The HGG subgroup analysis demonstrated an ORR of 31% in patients with grade III and 29% in patients with grade IV gliomas. DOR was 100% in patients with grade III and 68.6% in patients with grade IV malignancies. ORR was 41% in patients aged 18 to 39 years. The ORR was 17% in patients aged ≥ 40 years. “Interestingly, most of the responders were under the age of 40 years. Those above the age of 40 years had a much lower response rate,” Wen said.
In the LGG cohort, median PFS was 103.4 weeks (range, 32.1-not reached [NR]) and the median OS was NR (range 50.4-NR).
Any-grade adverse events (AEs) were observed in 93% of patients in the HGG cohort and 92% of patients in the LGG cohort. Grade 3/4 AEs were 47% in the HGG cohort and 46% in the LGG cohort. Eighty-two percent of patients in the HGG cohort experienced treatment-related AEs (TRAEs), whereas 92% of patients in the LGG cohort experienced TRAEs.
“Adverse events led to discontinuation of treatment in 4 patients in the HGG cohort and 1 patient in the LGG cohort,” Wen said. Dose modification occurred in 38% of patients in the HGG cohort and 31% of patients in the LGG cohort. There were no fatal AEs.
Overall, the combination of dabrafenib and trametinib demonstrated promising efficacy in patients with HGG or LGG with recurrent/refractoryBRAFV600E-mutation.

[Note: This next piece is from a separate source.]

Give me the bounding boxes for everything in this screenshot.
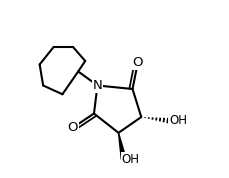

Six patients in the HGG cohort achieving complete response (CR) with a 12-month DOR at 80%. Patients between 18 and 39 years had a higher response rate compared with patients ≥40 years. Twelve-month PFS and OS rates were 34% and 61%, respectively.
In the LGG cohort, 8 patients achieving a CR. At 24 months, rates of DOR, PFS, and OS were 56%, 43%, and 83%, respectively.
“The safety profile is not modest, but it is similar to prior studies involving dabrafenib and trametinib in melanoma and other systemic cancers,” said Wen. “BRAFV600E is an actionable mutation and it’s worth testing this patient [population] for this mutation.”